By the time the U.S. Supreme Court rules in the Friedrichs v. California Teachers Association case next June, Rebecca Friedrichs may be the most well-known public school teacher in America—and the most controversial. She is asking the Court to uphold the Constitutional First Amendment free speech and free association rights of all California public school teachers, and by extension all public sector workers across America, against the demands of unions that now require even non-members to pay “agency fees” or “fair share dues.”
The Friedrichs case is just the latest to come before the Supreme Court pitting individual workers against the powerful unions that seek to take their money without their consent. In Abood v. Detroit Board of Education (1977), public sector unions were allowed to impose fees on all workers for collective bargaining purposes. Then, in Communication Workers of America v. Beck (1988), the Court found that unions could not compel fees for political purposes that workers opposed. Finally, just last year in Harris v. Quinn, the Court went further and ruled that at least some workers could opt out of both the political and bargaining portions of public sector union dues. This set the stage for freeing all public sector workers from any forced union dues, which is what the Friedrichs decision hopefully will accomplish.

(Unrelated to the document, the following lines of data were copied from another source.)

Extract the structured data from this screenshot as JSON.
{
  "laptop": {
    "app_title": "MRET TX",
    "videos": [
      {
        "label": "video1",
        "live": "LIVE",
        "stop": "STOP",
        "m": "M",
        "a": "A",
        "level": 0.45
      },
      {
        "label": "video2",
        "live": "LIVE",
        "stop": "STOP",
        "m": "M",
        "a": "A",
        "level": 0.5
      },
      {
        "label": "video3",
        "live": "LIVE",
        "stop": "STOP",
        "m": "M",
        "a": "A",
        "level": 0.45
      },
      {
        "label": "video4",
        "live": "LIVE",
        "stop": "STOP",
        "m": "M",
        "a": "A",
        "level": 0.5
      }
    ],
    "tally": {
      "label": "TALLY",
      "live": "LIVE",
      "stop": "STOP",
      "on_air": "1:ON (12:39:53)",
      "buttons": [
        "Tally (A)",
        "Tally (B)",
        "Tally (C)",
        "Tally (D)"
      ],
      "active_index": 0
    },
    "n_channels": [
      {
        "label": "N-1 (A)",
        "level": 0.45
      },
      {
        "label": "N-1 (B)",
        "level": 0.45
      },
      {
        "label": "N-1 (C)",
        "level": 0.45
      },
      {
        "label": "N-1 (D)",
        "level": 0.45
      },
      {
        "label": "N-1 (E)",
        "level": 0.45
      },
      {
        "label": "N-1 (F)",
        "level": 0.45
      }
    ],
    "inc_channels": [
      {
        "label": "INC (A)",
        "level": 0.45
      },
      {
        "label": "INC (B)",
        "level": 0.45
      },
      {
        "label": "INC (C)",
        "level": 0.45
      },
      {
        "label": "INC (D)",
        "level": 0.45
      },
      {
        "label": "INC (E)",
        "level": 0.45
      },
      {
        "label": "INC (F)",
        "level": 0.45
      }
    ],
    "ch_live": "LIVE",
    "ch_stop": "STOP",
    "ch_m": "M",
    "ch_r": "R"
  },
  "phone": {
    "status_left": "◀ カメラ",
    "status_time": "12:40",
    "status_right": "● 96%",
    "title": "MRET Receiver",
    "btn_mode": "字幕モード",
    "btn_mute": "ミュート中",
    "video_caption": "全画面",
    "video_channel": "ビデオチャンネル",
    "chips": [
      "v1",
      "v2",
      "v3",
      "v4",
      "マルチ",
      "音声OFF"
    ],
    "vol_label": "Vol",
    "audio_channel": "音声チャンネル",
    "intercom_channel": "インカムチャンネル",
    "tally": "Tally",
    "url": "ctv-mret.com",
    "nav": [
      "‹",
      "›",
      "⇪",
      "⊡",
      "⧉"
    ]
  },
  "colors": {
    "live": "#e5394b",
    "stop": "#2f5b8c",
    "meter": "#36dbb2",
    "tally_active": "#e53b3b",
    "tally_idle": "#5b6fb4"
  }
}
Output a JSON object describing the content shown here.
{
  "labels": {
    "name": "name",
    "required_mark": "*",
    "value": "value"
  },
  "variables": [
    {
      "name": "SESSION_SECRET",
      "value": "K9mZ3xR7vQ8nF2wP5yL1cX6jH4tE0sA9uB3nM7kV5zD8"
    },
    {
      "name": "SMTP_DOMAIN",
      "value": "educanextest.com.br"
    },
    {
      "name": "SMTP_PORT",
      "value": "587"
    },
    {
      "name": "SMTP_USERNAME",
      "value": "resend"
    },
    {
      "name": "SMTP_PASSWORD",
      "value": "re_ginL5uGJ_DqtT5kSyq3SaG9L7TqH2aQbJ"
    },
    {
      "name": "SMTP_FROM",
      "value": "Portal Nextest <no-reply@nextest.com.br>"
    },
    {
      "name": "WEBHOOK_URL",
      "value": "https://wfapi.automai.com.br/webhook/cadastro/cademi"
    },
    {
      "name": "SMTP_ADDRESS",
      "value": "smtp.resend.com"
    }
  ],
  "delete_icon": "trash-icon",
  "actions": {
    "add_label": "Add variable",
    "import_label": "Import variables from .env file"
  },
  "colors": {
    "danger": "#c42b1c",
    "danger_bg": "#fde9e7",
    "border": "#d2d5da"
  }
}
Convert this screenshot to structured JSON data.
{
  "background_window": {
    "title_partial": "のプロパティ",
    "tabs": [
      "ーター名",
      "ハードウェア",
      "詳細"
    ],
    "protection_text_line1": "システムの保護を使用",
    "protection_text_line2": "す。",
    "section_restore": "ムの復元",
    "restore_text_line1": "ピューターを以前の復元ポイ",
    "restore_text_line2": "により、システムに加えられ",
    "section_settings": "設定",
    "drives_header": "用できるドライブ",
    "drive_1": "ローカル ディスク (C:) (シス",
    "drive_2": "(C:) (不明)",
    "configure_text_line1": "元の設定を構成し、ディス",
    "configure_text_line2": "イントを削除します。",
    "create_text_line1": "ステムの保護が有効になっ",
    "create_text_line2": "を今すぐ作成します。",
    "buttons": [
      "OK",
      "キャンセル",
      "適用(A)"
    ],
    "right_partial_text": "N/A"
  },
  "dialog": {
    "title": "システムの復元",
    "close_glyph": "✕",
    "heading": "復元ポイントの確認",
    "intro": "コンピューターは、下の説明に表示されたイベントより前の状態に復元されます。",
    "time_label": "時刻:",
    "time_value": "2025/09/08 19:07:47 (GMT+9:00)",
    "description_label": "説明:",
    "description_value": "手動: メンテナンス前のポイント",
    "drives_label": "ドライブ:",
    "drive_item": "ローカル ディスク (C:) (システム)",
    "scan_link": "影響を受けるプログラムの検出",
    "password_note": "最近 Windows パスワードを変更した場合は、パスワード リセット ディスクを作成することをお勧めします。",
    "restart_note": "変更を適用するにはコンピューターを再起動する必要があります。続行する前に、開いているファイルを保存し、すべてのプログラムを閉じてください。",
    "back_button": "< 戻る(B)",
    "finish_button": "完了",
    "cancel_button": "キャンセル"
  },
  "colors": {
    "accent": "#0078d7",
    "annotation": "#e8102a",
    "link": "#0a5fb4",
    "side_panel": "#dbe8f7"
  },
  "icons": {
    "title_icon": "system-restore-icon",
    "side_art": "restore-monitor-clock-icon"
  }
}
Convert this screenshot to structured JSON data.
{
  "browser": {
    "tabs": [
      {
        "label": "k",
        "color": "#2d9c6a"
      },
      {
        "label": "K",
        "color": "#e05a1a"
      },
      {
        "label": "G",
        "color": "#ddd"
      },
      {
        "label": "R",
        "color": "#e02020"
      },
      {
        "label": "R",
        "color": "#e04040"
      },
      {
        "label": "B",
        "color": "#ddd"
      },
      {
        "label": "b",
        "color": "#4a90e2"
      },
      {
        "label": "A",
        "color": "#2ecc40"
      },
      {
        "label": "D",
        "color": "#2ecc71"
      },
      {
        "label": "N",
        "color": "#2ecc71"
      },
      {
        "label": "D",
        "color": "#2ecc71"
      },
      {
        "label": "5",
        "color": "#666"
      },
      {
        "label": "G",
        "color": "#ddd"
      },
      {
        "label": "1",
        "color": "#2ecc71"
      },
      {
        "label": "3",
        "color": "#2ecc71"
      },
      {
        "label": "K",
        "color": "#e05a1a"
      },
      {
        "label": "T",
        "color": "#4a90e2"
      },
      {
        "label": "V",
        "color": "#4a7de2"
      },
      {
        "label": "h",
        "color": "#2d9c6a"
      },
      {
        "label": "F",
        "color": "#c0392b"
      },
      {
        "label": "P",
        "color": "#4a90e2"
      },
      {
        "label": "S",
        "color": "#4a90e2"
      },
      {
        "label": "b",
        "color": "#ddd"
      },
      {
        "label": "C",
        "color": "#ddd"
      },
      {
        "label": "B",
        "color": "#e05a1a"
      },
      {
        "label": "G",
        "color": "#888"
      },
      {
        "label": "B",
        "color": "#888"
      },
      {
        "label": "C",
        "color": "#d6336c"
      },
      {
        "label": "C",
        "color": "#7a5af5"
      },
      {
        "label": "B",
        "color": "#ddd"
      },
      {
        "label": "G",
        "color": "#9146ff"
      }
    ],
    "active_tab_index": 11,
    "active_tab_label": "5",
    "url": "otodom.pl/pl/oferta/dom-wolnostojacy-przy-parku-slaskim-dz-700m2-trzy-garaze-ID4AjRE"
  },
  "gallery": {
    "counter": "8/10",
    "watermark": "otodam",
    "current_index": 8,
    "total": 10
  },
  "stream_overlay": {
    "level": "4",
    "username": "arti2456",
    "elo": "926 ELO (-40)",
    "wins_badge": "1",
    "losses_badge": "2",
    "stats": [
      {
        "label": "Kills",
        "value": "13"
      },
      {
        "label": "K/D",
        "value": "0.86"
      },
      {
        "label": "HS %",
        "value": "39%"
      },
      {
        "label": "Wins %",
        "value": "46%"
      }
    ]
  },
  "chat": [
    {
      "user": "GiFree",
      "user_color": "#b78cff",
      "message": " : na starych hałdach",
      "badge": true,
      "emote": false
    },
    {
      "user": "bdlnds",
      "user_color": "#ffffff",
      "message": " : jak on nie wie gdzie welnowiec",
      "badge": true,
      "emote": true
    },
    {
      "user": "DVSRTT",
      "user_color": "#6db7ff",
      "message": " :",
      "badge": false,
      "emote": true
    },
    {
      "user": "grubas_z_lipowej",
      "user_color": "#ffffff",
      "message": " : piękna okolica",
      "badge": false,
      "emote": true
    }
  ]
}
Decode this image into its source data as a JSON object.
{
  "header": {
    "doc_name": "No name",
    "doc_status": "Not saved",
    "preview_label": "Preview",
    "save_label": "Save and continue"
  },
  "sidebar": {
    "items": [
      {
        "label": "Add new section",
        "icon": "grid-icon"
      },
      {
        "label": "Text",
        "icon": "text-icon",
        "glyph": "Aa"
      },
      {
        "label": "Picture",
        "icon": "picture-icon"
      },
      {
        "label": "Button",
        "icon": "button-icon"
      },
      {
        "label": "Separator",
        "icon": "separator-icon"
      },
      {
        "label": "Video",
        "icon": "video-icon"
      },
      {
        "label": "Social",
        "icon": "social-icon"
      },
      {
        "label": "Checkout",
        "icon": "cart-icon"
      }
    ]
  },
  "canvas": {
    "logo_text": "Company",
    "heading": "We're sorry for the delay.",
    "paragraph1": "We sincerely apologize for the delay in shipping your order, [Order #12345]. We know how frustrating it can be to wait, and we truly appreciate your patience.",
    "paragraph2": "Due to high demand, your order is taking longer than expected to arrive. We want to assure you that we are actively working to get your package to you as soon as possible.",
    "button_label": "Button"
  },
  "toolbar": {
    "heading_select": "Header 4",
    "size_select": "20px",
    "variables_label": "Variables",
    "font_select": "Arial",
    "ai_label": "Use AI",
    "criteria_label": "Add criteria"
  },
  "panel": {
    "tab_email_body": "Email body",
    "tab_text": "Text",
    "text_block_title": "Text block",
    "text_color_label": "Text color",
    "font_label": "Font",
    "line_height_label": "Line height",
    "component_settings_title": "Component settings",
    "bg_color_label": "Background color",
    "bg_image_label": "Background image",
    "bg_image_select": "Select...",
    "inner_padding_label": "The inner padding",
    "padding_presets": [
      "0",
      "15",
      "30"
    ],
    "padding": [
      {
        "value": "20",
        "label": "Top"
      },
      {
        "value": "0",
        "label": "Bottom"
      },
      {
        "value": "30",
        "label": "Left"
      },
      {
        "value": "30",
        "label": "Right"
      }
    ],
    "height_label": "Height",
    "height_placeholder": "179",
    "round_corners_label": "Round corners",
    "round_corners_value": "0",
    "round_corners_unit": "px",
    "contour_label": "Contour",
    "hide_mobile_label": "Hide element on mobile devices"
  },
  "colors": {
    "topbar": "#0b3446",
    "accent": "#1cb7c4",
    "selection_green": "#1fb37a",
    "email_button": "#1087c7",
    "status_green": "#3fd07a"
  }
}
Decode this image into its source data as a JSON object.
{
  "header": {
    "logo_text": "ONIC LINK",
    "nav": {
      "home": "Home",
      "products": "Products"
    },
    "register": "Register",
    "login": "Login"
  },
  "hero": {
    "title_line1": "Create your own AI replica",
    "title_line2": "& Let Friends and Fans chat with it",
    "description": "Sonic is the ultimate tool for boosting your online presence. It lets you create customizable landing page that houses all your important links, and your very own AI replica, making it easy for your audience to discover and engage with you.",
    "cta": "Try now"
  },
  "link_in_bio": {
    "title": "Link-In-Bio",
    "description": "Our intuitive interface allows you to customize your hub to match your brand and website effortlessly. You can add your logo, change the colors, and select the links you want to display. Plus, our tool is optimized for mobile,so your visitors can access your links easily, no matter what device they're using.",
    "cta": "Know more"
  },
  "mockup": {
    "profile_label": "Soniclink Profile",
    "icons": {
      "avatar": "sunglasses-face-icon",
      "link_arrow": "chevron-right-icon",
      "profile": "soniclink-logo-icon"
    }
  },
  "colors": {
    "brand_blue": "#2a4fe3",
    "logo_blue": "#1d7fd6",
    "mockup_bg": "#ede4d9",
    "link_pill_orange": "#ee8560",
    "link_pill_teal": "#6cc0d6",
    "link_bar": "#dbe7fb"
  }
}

In Oregon, there also may be a citizen’s initiative on the ballot next November granting freedom from all union dues for public employees. Public employees are the focus of this initiative, and the Friedrichs case, because it has become clear that all public sector union activities are political, including the inherently political act of collective bargaining with public bodies. Union arguments that they should collect fees from all workers because they represent them all increasingly ring hollow because unions lobby to represent everyone. They could just as well lobby to only represent those who voluntarily agree to pay them.
Several scientific surveys have been conducted to see how the public and members of union households feel about these issues. The 2013 survey found that more than 30 percent of Oregon union households would opt out of union membership if they could do so without penalty. Last year, more than 80 percent of all Oregonians surveyed agreed that employees should be able choose whether or not to join a union or pay union dues. This year’s survey again asked members of union households the following question:
“Are you aware that you can opt-out of union membership and of paying a portion of your union dues without losing your job or any other penalty?”
Surprisingly, over 27 percent of Oregon union household members surveyed answered No. This implies that over 65,000 of Oregon’s some 243,000 union members don’t realize that membership and some dues are optional. This is even more surprising given that their so-called “Beck rights” granted by the Supreme Court in 1988 are named after Harry Beck who is now retired in Oregon and still advocating for worker freedom.
These surveys were conducted for National Employee Freedom Week, which this year runs from August 16th through the 22nd.
Rebecca Friedrichs is taking her case to the Supreme Court because, in her own words, “It’s time to set aside this union name calling and all this fear mongering and let’s put America and her children first, and let’s put the rights of individuals above the rights of these powerful unions.”
“Put[ting] the rights of individuals above the rights of these powerful unions” is something every Oregonian should support.